One of the most worrying features of modern times is the falling away of young people from the ways of faith.
The sad fact is that we Catholics seem to be struggling to fill young hearts with the joy of the Gospel — with the certainty that each has an indispensable role in salvation history. Our secular world insists that anything transcendent is an illusion. As a result, we’ve gotten used to the dark ways life becomes disordered and weary when meaning and purpose are absent from our lives.
It’s a surprise, then, that the person who seems to have a key to the great puzzle of how to reach young people on a spiritual level isn’t very religious.
Canadian clinical psychologist Jordan Peterson has arguably become the West’s most prominent cultural and intellectual influencer of late. His videos and best-selling books have attracted millions of young followers.
I went to hear him speak last month in Miami to better understand him. Some 3,000 people, most of them under 35, sat in rapt attention as he spoke about the human need for a philosophy rooted in the transcendent. The discourse was university level, a compliment to the audience that knew it wasn’t being condescended to.
In digging into some of his writings, talking to young people who follow him (among them my two young adult sons), I’ve come to appreciate his attempts to teach them a way out of the blankness and despair of skepticism and into the easement of moral certainty.
As a professed agnostic, I’m sure Peterson is out of step with the Church on several crucial subjects of social teaching. But after checking him out for myself, I’ve come to believe we Catholics can learn a valuable lesson from him.
At the heart of Peterson’s ideas is this: First, life is difficult and filled with suffering. There are afflictions we can’t control, like illness, the loss of loved ones, war, and natural disaster. Even worse is what he calls “malevolence”: the dark parts of our nature that hurt others, and the malevolence of those around us that wounds us.
That is the baseline condition of life, and to young people who suffer it comes as a relief to learn that it is everyone’s experience.
The good news, according to Peterson, is that we can still prevail. We can “take up arms against the sea of troubles, and by opposing, end them.” Or if we cannot end them, we can courageously confront them. We are not victims but protagonists, and able ones, at that.
Second, Peterson proposes that the first step toward a life of meaning is the adoption of responsibility, starting with our own actions and moving out to our families and then to the community. In cultivating this sense of responsibility, our lives acquire meaning and purpose, shaping us into the kind of men and women that shine like lights in a dark world that others rely on.
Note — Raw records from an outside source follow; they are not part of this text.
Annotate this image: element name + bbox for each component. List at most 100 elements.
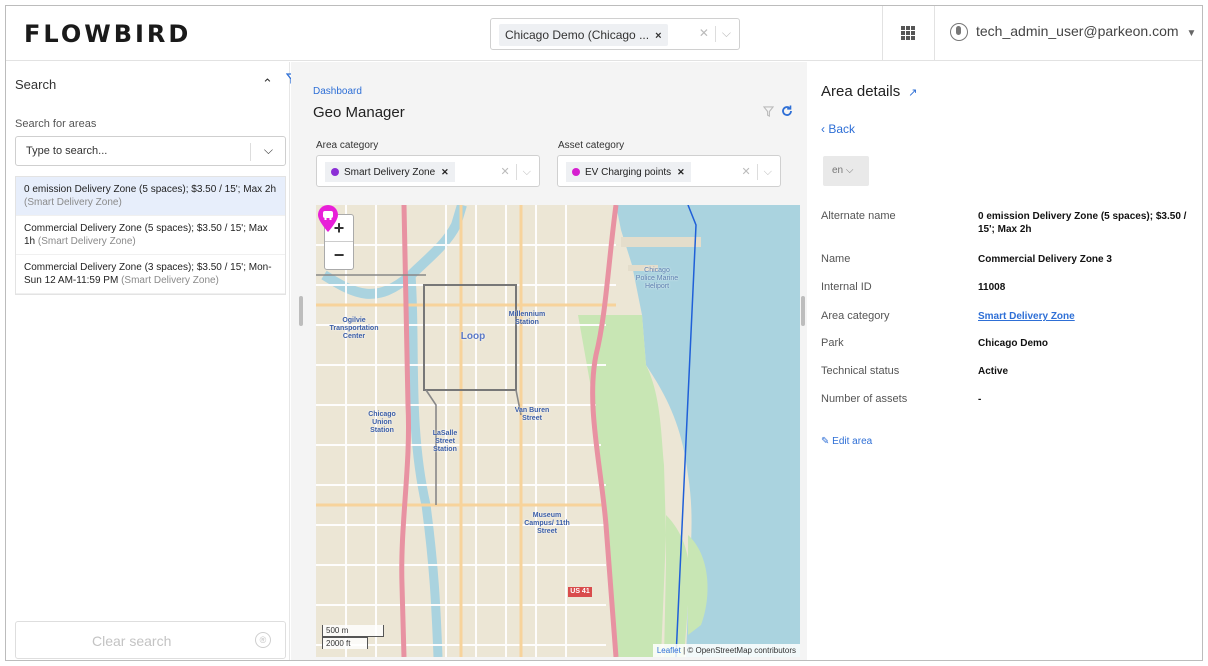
user-email: tech_admin_user@parkeon.com bbox=[976, 23, 1179, 39]
divider bbox=[714, 26, 716, 42]
area-category-select[interactable]: Smart Delivery Zone ✕ ✕ ⌵ bbox=[316, 155, 540, 187]
asset-category-tag: EV Charging points ✕ bbox=[566, 162, 691, 182]
asset-category-select[interactable]: EV Charging points ✕ ✕ ⌵ bbox=[557, 155, 781, 187]
apps-grid-icon[interactable] bbox=[901, 26, 915, 40]
edit-area-button[interactable]: ✎ Edit area bbox=[821, 436, 872, 447]
area-category-tag: Smart Delivery Zone ✕ bbox=[325, 162, 455, 182]
chevron-left-icon: ‹ bbox=[821, 122, 825, 136]
park-chip: Chicago Demo (Chicago ... × bbox=[499, 24, 668, 46]
back-label: Back bbox=[828, 122, 856, 136]
park-selector[interactable]: Chicago Demo (Chicago ... × ✕ ⌵ bbox=[490, 18, 740, 50]
search-panel: Search ⌃ Search for areas Type to search… bbox=[6, 62, 290, 660]
list-item[interactable]: Commercial Delivery Zone (3 spaces); $3.… bbox=[16, 255, 285, 294]
chevron-down-icon[interactable]: ⌵ bbox=[764, 166, 772, 178]
caret-down-icon[interactable]: ▼ bbox=[1187, 28, 1197, 39]
breadcrumb[interactable]: Dashboard bbox=[313, 86, 362, 97]
chevron-down-icon[interactable]: ⌵ bbox=[523, 166, 531, 178]
asset-category-value: EV Charging points bbox=[585, 167, 672, 178]
clear-search-icon: ® bbox=[255, 632, 271, 648]
asset-category-label: Asset category bbox=[558, 140, 625, 151]
tag-remove-icon[interactable]: ✕ bbox=[441, 167, 449, 177]
select-tools: ✕ ⌵ bbox=[741, 164, 772, 180]
chevron-up-icon[interactable]: ⌃ bbox=[262, 76, 273, 92]
area-details-panel: Area details ↗ ‹ Back en ⌵ Alternate name… bbox=[808, 62, 1202, 660]
page-title: Geo Manager bbox=[313, 104, 405, 121]
detail-value: Chicago Demo bbox=[978, 338, 1049, 349]
header-divider bbox=[934, 6, 935, 61]
external-link-icon[interactable]: ↗ bbox=[908, 87, 917, 99]
detail-value: Active bbox=[978, 366, 1009, 377]
ev-charging-pin-icon[interactable] bbox=[316, 205, 340, 233]
map-label-us41: US 41 bbox=[568, 587, 592, 597]
result-category: (Smart Delivery Zone) bbox=[121, 275, 219, 286]
clear-icon[interactable]: ✕ bbox=[500, 166, 509, 178]
list-item[interactable]: 0 emission Delivery Zone (5 spaces); $3.… bbox=[16, 177, 285, 216]
map-view[interactable]: + − Millennium Station Ogilvie Transport… bbox=[316, 205, 800, 657]
area-category-link[interactable]: Smart Delivery Zone bbox=[978, 310, 1202, 323]
search-placeholder: Type to search... bbox=[26, 145, 108, 157]
zoom-out-button[interactable]: − bbox=[325, 242, 353, 269]
list-item[interactable]: Commercial Delivery Zone (5 spaces); $3.… bbox=[16, 216, 285, 255]
map-label-police-marine: Chicago Police Marine Heliport bbox=[635, 267, 679, 290]
user-menu[interactable]: tech_admin_user@parkeon.com ▼ bbox=[950, 23, 1197, 42]
map-label-museum-campus: Museum Campus/ 11th Street bbox=[524, 512, 570, 535]
refresh-icon[interactable] bbox=[781, 105, 793, 120]
clear-search-button[interactable]: Clear search ® bbox=[15, 621, 286, 659]
scale-meters: 500 m bbox=[322, 625, 384, 637]
area-category-value: Smart Delivery Zone bbox=[344, 167, 436, 178]
leaflet-link[interactable]: Leaflet bbox=[657, 646, 681, 655]
park-chip-label: Chicago Demo (Chicago ... bbox=[505, 28, 650, 42]
top-header: FLOWBIRD Chicago Demo (Chicago ... × ✕ ⌵ t… bbox=[6, 6, 1202, 61]
divider bbox=[756, 164, 758, 180]
detail-value: Commercial Delivery Zone 3 bbox=[978, 254, 1112, 265]
tag-remove-icon[interactable]: ✕ bbox=[677, 167, 685, 177]
detail-value: - bbox=[978, 394, 982, 405]
right-resize-handle[interactable] bbox=[801, 296, 805, 326]
clear-icon[interactable]: ✕ bbox=[699, 26, 709, 40]
map-label-loop: Loop bbox=[460, 331, 486, 342]
search-results-list: 0 emission Delivery Zone (5 spaces); $3.… bbox=[15, 176, 286, 295]
scale-feet: 2000 ft bbox=[322, 637, 368, 649]
map-label-millennium: Millennium Station bbox=[508, 311, 546, 326]
clear-search-label: Clear search bbox=[92, 633, 172, 649]
left-resize-handle[interactable] bbox=[299, 296, 303, 326]
chevron-down-icon[interactable]: ⌵ bbox=[722, 26, 731, 40]
map-label-ogilvie: Ogilvie Transportation Center bbox=[329, 317, 379, 340]
map-label-lasalle: LaSalle Street Station bbox=[432, 430, 458, 453]
select-tools: ✕ ⌵ bbox=[500, 164, 531, 180]
result-name: 0 emission Delivery Zone (5 spaces); $3.… bbox=[24, 184, 277, 195]
geo-manager-panel: Dashboard Geo Manager Area category Smar… bbox=[291, 62, 807, 660]
app-window: FLOWBIRD Chicago Demo (Chicago ... × ✕ ⌵ t… bbox=[5, 5, 1203, 661]
header-divider bbox=[882, 6, 883, 61]
map-label-union-station: Chicago Union Station bbox=[368, 411, 396, 434]
flowbird-logo[interactable]: FLOWBIRD bbox=[24, 20, 191, 48]
detail-value: 11008 bbox=[978, 282, 1006, 293]
area-details-title: Area details ↗ bbox=[821, 83, 917, 100]
detail-value: 0 emission Delivery Zone (5 spaces); $3.… bbox=[978, 211, 1187, 235]
detail-key: Internal ID bbox=[821, 281, 872, 293]
detail-key: Name bbox=[821, 253, 851, 265]
detail-key: Area category bbox=[821, 310, 890, 322]
map-tools bbox=[762, 105, 793, 120]
chip-remove-icon[interactable]: × bbox=[655, 30, 661, 42]
detail-key: Number of assets bbox=[821, 393, 908, 405]
back-button[interactable]: ‹ Back bbox=[821, 122, 855, 136]
user-avatar-icon bbox=[950, 23, 968, 42]
filter-icon[interactable] bbox=[762, 106, 777, 120]
detail-key: Technical status bbox=[821, 365, 900, 377]
divider bbox=[250, 143, 251, 161]
category-color-dot bbox=[331, 168, 339, 176]
area-category-label: Area category bbox=[316, 140, 379, 151]
result-category: (Smart Delivery Zone) bbox=[24, 197, 122, 208]
detail-key: Alternate name bbox=[821, 210, 896, 222]
search-label: Search for areas bbox=[15, 118, 97, 130]
edit-area-label: Edit area bbox=[832, 436, 873, 447]
clear-icon[interactable]: ✕ bbox=[741, 166, 750, 178]
result-category: (Smart Delivery Zone) bbox=[37, 236, 136, 247]
park-selector-tools: ✕ ⌵ bbox=[699, 26, 731, 42]
language-select[interactable]: en ⌵ bbox=[823, 156, 869, 186]
category-color-dot bbox=[572, 168, 580, 176]
chevron-down-icon[interactable]: ⌵ bbox=[264, 143, 273, 158]
area-search-input[interactable]: Type to search... ⌵ bbox=[15, 136, 286, 166]
area-details-heading: Area details bbox=[821, 83, 901, 100]
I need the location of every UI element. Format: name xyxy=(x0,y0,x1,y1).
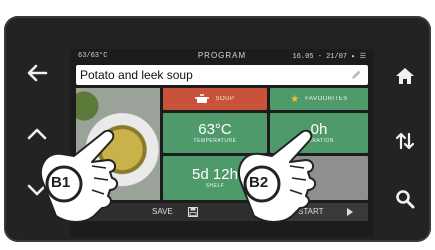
status-datetime: 16.05 - 21/07 ▸ ☰ xyxy=(292,53,367,61)
status-bar: 63/63°C PROGRAM 16.05 - 21/07 ▸ ☰ xyxy=(70,49,374,63)
favourites-label: FAVOURITES xyxy=(305,96,348,102)
category-tile-soup[interactable]: SOUP xyxy=(163,88,267,110)
floppy-disk-icon xyxy=(188,207,198,217)
gesture-hand-b1: B1 xyxy=(34,126,126,226)
sort-button[interactable] xyxy=(390,126,420,156)
search-button[interactable] xyxy=(390,184,420,214)
temperature-label: TEMPERATURE xyxy=(193,138,237,144)
callout-b1-label: B1 xyxy=(51,174,71,191)
pointing-hand-icon xyxy=(40,129,118,223)
device-panel: 63/63°C PROGRAM 16.05 - 21/07 ▸ ☰ Potato… xyxy=(4,16,431,242)
pot-icon xyxy=(195,94,210,103)
callout-b2-label: B2 xyxy=(249,174,269,191)
storage-label: SHELF xyxy=(205,183,225,189)
temperature-value: 63°C xyxy=(198,121,232,138)
back-button[interactable] xyxy=(22,58,52,88)
pointing-hand-icon xyxy=(238,129,316,223)
play-icon xyxy=(347,208,353,216)
sort-arrows-icon xyxy=(395,132,415,150)
pencil-icon[interactable] xyxy=(350,69,362,81)
save-button[interactable]: SAVE xyxy=(130,203,216,221)
arrow-left-icon xyxy=(27,64,48,82)
recipe-name-text: Potato and leek soup xyxy=(80,68,193,82)
search-icon xyxy=(396,190,415,209)
favourites-tile[interactable]: ★ FAVOURITES xyxy=(270,88,368,110)
recipe-name-field[interactable]: Potato and leek soup xyxy=(76,65,368,85)
category-label: SOUP xyxy=(215,96,235,102)
gesture-hand-b2: B2 xyxy=(232,126,324,226)
save-label: SAVE xyxy=(152,207,173,216)
home-icon xyxy=(396,68,414,84)
home-button[interactable] xyxy=(390,61,420,91)
star-icon: ★ xyxy=(290,93,300,105)
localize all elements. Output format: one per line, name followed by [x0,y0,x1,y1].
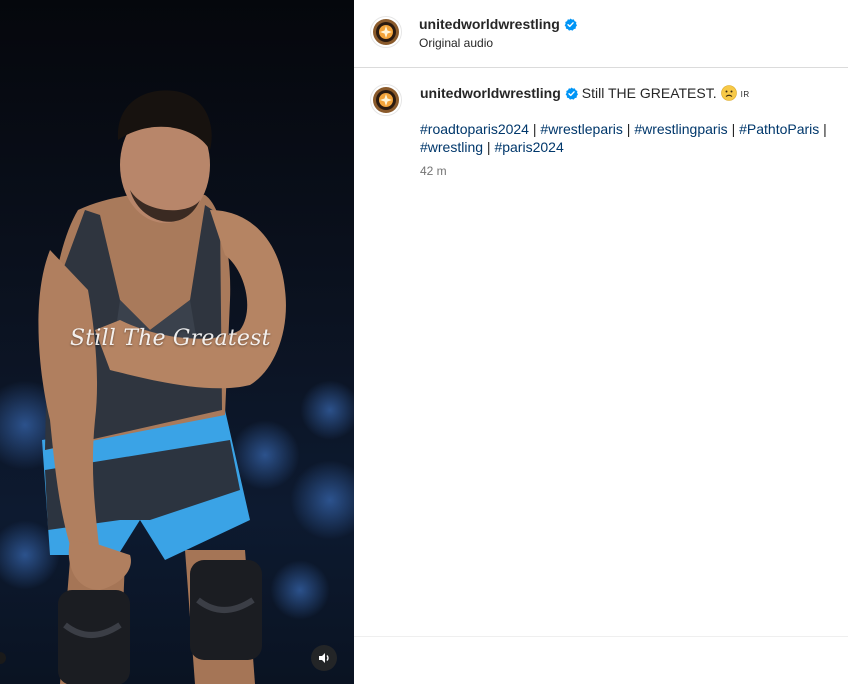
hashtag-link[interactable]: #wrestling [420,139,483,155]
header-username[interactable]: unitedworldwrestling [419,16,560,32]
hashtag-link[interactable]: #paris2024 [494,139,563,155]
comment-username[interactable]: unitedworldwrestling [420,85,561,101]
post-video[interactable]: Still The Greatest [0,0,354,684]
header-user: unitedworldwrestling [419,16,577,34]
caption-text: Still THE GREATEST. [581,85,717,101]
separator: | [532,121,537,137]
audio-toggle-button[interactable] [311,645,337,671]
divider [354,636,848,637]
original-audio-link[interactable]: Original audio [419,36,493,50]
avatar[interactable] [370,16,402,48]
caption-line: unitedworldwrestling Still THE GREATEST.… [420,85,750,101]
flag-text: IR [740,90,750,99]
worried-face-emoji [720,85,737,101]
post-details-panel: unitedworldwrestling Original audio unit… [354,0,848,684]
separator: | [731,121,736,137]
verified-badge-icon [565,87,578,100]
video-overlay-text: Still The Greatest [70,326,271,351]
separator: | [823,121,827,137]
uww-logo-icon [373,19,399,45]
comment-avatar[interactable] [370,84,402,116]
verified-badge-icon [564,18,577,31]
comment-timestamp[interactable]: 42 m [420,164,447,178]
separator: | [486,139,491,155]
hashtags: #roadtoparis2024 | #wrestleparis | #wres… [420,120,840,156]
uww-logo-icon [373,87,399,113]
hashtag-link[interactable]: #wrestlingparis [634,121,727,137]
post-header: unitedworldwrestling Original audio [354,0,848,68]
hashtag-link[interactable]: #roadtoparis2024 [420,121,529,137]
hashtag-link[interactable]: #wrestleparis [540,121,622,137]
speaker-icon [319,653,329,663]
separator: | [626,121,631,137]
hashtag-link[interactable]: #PathtoParis [739,121,819,137]
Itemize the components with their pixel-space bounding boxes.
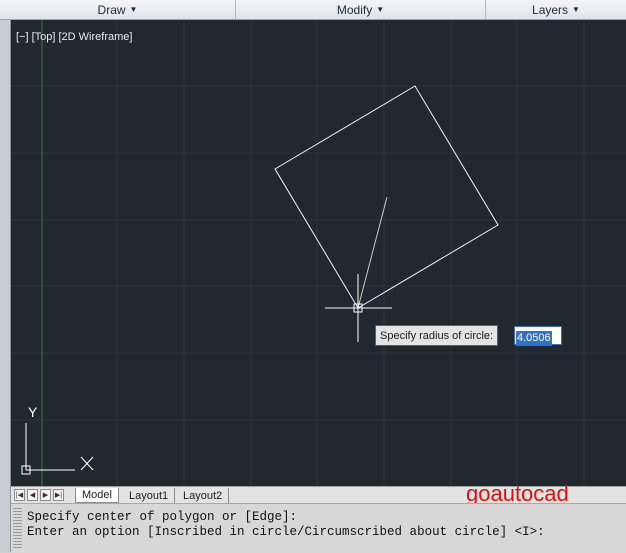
layers-panel-button[interactable]: Layers ▼	[486, 0, 626, 19]
prev-tab-icon[interactable]: ◀	[27, 489, 38, 501]
draw-panel-label: Draw	[97, 2, 126, 17]
radius-rubberband-line	[357, 196, 388, 309]
first-tab-icon[interactable]: |◀	[14, 489, 25, 501]
command-line-window[interactable]: Specify center of polygon or [Edge]: Ent…	[11, 503, 626, 553]
command-history-line-1: Specify center of polygon or [Edge]:	[27, 510, 298, 524]
ucs-icon	[21, 423, 94, 475]
draw-panel-button[interactable]: Draw ▼	[0, 0, 236, 19]
ucs-y-label: Y	[28, 404, 38, 420]
dynamic-input-field[interactable]: 4.0506	[514, 326, 562, 346]
last-tab-icon[interactable]: ▶|	[53, 489, 64, 501]
dynamic-input-prompt-text: Specify radius of circle:	[380, 329, 494, 342]
dynamic-input-value: 4.0506	[516, 331, 552, 346]
chevron-down-icon: ▼	[572, 5, 580, 14]
left-frame-strip	[0, 20, 11, 552]
dynamic-input-prompt: Specify radius of circle:	[375, 325, 499, 346]
grid	[11, 20, 626, 486]
tab-layout1[interactable]: Layout1	[123, 488, 176, 503]
tab-layout2[interactable]: Layout2	[177, 488, 230, 503]
next-tab-icon[interactable]: ▶	[40, 489, 51, 501]
modify-panel-button[interactable]: Modify ▼	[236, 0, 486, 19]
chevron-down-icon: ▼	[129, 5, 138, 14]
grip-handle-icon[interactable]	[13, 508, 22, 550]
drawing-viewport[interactable]: Y [−] [Top] [2D Wireframe] Specify radiu…	[11, 20, 626, 486]
modify-panel-label: Modify	[336, 2, 373, 17]
viewport-controls-label[interactable]: [−] [Top] [2D Wireframe]	[16, 31, 132, 43]
chevron-down-icon: ▼	[376, 5, 385, 14]
layers-panel-label: Layers	[532, 2, 569, 17]
command-history-line-2: Enter an option [Inscribed in circle/Cir…	[27, 525, 545, 539]
tab-model[interactable]: Model	[75, 488, 119, 503]
ribbon-panel-bar: Draw ▼ Modify ▼ Layers ▼	[0, 0, 626, 20]
drawing-canvas[interactable]: Y	[11, 20, 626, 486]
Both ideas are familiar to people of faith. The Scriptures remind us that we are pilgrim wanderers traversing a “vale of tears.” And the malevolence that adds the horror of purposeful injury to the accidental cruelties of our days is nothing else but original sin, the inky darkness that lives deep inside each of us, without exception.
As for the responsibility that leads to meaning — it is a great responsibility for a Christian to know himself as a son or daughter of God. With that knowledge comes the welcome weight of eternal duties, to Father and neighbor, to the greater good and to the created order itself.
When Peterson proposes responsibility to young people raised on a steady diet of self-esteem and the “pursuit of happiness” as the meaning of life, they immediately recognize it as a lifebuoy.
That’s especially true for young men. They are aching for a challenge, for a citadel to conquer, even if the first one is, in Peterson’s famous words, “make your bed.” Whether male or female, they know, inside, that they were created not for the banal pursuit of comfort but for the glorious adventure of heroic deeds and noble purposes, and it is to this intuition that Peterson speaks.
And it is to this intuition that I think we Catholics are not effectively speaking. In listening to Peterson, I was reminded that for too long, we’ve taught our religion as a comforting, healthy way to pursue happiness and grow our self-esteem.
We’ve forgotten, at times, the meaning that comes from taking on responsibility — for our relationship with God, for the beautiful practices of our faith, for our brothers and sisters. If Peterson starts with “make your bed,” perhaps we can start with “go to Mass on Sunday,” because it is in the fulfillment of duty that the heart is engaged and enkindled, and that dysfunction becomes peace.
Jesus Christ modeled and proposed a life of valorous responsibility: The words “Take up your cross and follow me” call us to something different, to face crushing situations with hope. Jesus goes a huge step forward, of course: His shouldering of the responsibility of mankind’s sins is the cure for the malevolence that plagues us.
What can be more important than speaking to the emptiness that so many young people experience? We know, after all, that our faith is in one who promises “the words of eternal life.”